Son istatistiklere göre Türkiye’de işsizlik 1 milyon 65 bin kişilik artışla yüzde 13.9’a yükseldi. Genç işsizlik yüzde 7.2 artarak yüzde 27.1’e ulaştı. TÜİK’in 2018 iş gücü istatistiklerine göre işsizlikte en yüksek ikinci oran gazetecilikte, her dört gazeteciden biri işsiz. Bu rakama geçen hafta Hürriyet’ten evlerine gönderilen tebligatla işlerinden kovulan 43 meslektaşımız daha eklendi. Kendi içine kapalı medya evreni ne çeperi dışında, uzun zamandır nüfuz etmediği sosyal hareketliliği görüyor ne de dünyanı türlü coğrafyalarından fışkıran itirazlara kulak kabartıyor.
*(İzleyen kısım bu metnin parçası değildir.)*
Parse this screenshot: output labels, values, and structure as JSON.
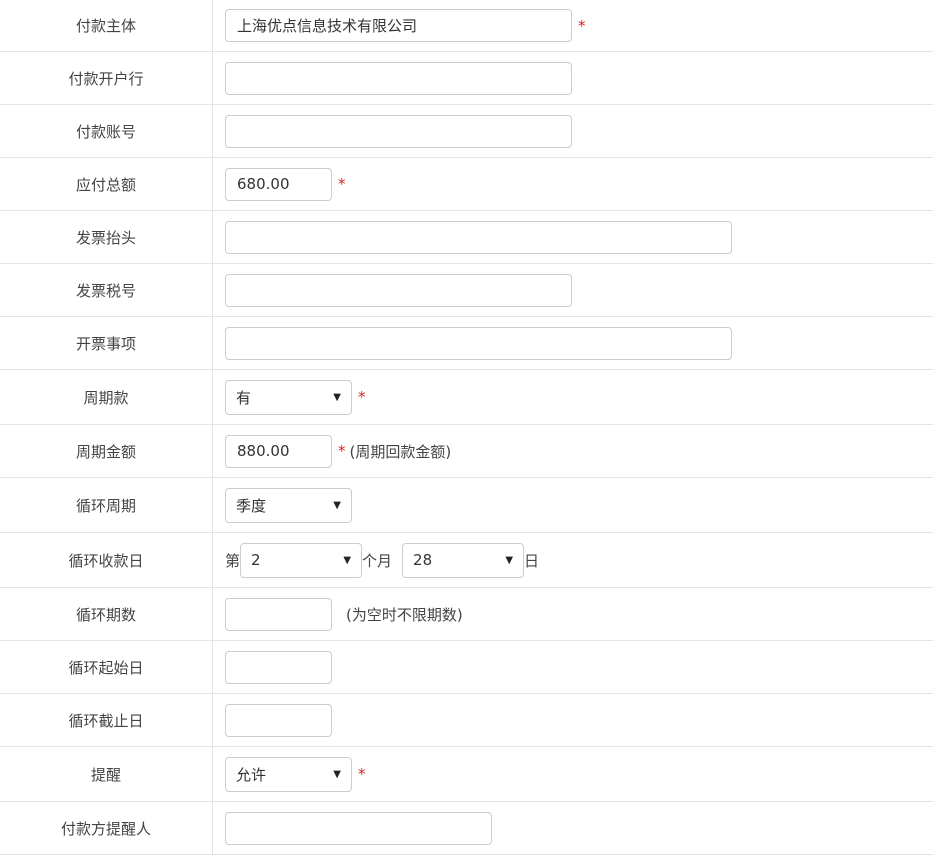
{
  "labels": {
    "payer_entity": "付款主体",
    "payer_bank": "付款开户行",
    "payer_account": "付款账号",
    "total_due": "应付总额",
    "invoice_title": "发票抬头",
    "invoice_tax_no": "发票税号",
    "invoice_item": "开票事项",
    "periodic": "周期款",
    "periodic_amount": "周期金额",
    "cycle_period": "循环周期",
    "cycle_receipt_day": "循环收款日",
    "cycle_count": "循环期数",
    "cycle_start": "循环起始日",
    "cycle_end": "循环截止日",
    "reminder": "提醒",
    "payer_reminder_person": "付款方提醒人"
  },
  "values": {
    "payer_entity": "上海优点信息技术有限公司",
    "payer_bank": "",
    "payer_account": "",
    "total_due": "680.00",
    "invoice_title": "",
    "invoice_tax_no": "",
    "invoice_item": "",
    "periodic": "有",
    "periodic_amount": "880.00",
    "cycle_period": "季度",
    "receipt_month": "2",
    "receipt_day": "28",
    "cycle_count": "",
    "cycle_start": "",
    "cycle_end": "",
    "reminder": "允许",
    "payer_reminder_person": ""
  },
  "text": {
    "required_mark": "*",
    "periodic_amount_note": "(周期回款金额)",
    "cycle_count_note": "(为空时不限期数)",
    "receipt_prefix": "第",
    "receipt_month_unit": "个月",
    "receipt_day_unit": "日"
  },
  "icons": {
    "dropdown": "▼"
  },
  "colors": {
    "required": "#e02020",
    "border": "#cccccc",
    "row_divider": "#e4e4e4"
  }
}
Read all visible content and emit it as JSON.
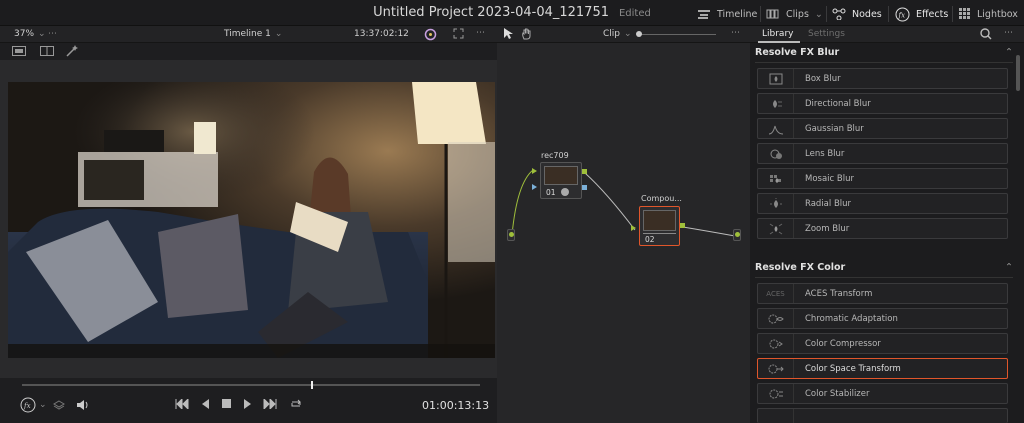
{
  "project": {
    "title": "Untitled Project 2023-04-04_121751",
    "status": "Edited"
  },
  "top_nav": {
    "timeline": "Timeline",
    "clips": "Clips",
    "nodes": "Nodes",
    "effects": "Effects",
    "lightbox": "Lightbox"
  },
  "viewer": {
    "zoom": "37%",
    "timeline_name": "Timeline 1",
    "timecode_top": "13:37:02:12",
    "timecode_bottom": "01:00:13:13",
    "playhead_fraction": 0.63
  },
  "node_editor": {
    "mode": "Clip",
    "node1": {
      "label": "rec709",
      "number": "01"
    },
    "node2": {
      "label": "Compou...",
      "number": "02"
    }
  },
  "right_panel": {
    "tabs": {
      "library": "Library",
      "settings": "Settings"
    },
    "sections": [
      {
        "title": "Resolve FX Blur",
        "items": [
          "Box Blur",
          "Directional Blur",
          "Gaussian Blur",
          "Lens Blur",
          "Mosaic Blur",
          "Radial Blur",
          "Zoom Blur"
        ]
      },
      {
        "title": "Resolve FX Color",
        "items": [
          "ACES Transform",
          "Chromatic Adaptation",
          "Color Compressor",
          "Color Space Transform",
          "Color Stabilizer"
        ]
      }
    ],
    "aces_icon_text": "ACES",
    "selected_item": "Color Space Transform"
  },
  "colors": {
    "accent": "#e0562b",
    "node_link": "#9fbf3b",
    "node_input": "#7bb0d8"
  }
}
Kıdem tazminatı tabii ki önemli ama misal Soma işçileri bu sebeple 5 Ekim’den beri eylem yapıyor. 

Şimdi önümüzde türlü seçenek var: Haftalarca elinde sopayla tahtaya kalkan öğrenciler gibi Suriye haritası önünde hiç bilmedikleri konuda ezberlediklerini tekrar eden gazeteci “analist”lere mi gülelim, savaş muhabiri kılığına girenlerle alay mı edelim, gazetesinden 43 meslektaşı işten atılmışken Saray menüsünde ejder meyvesinin kaldırılmasına üzülenlere mi acıyalım, tazminatları nedeniyle ayrılamayan, taleplerine hak verdiğimiz arkadaşlarımızın evlerine gelen skandal tebligat sonrası “Kovulduk ey halkım unutma bizi” tweet’lerine mi kızalım? Bence önce tıkadığımız kulaklarımızı açalım, insan kulağı tıkalıyken kendi sesine de yabancılaşıyor. Lübnanlı isyancıların dediği gibi belki de “En mutlu depresif insanlarla tanışma vaktimiz gelmiştir”.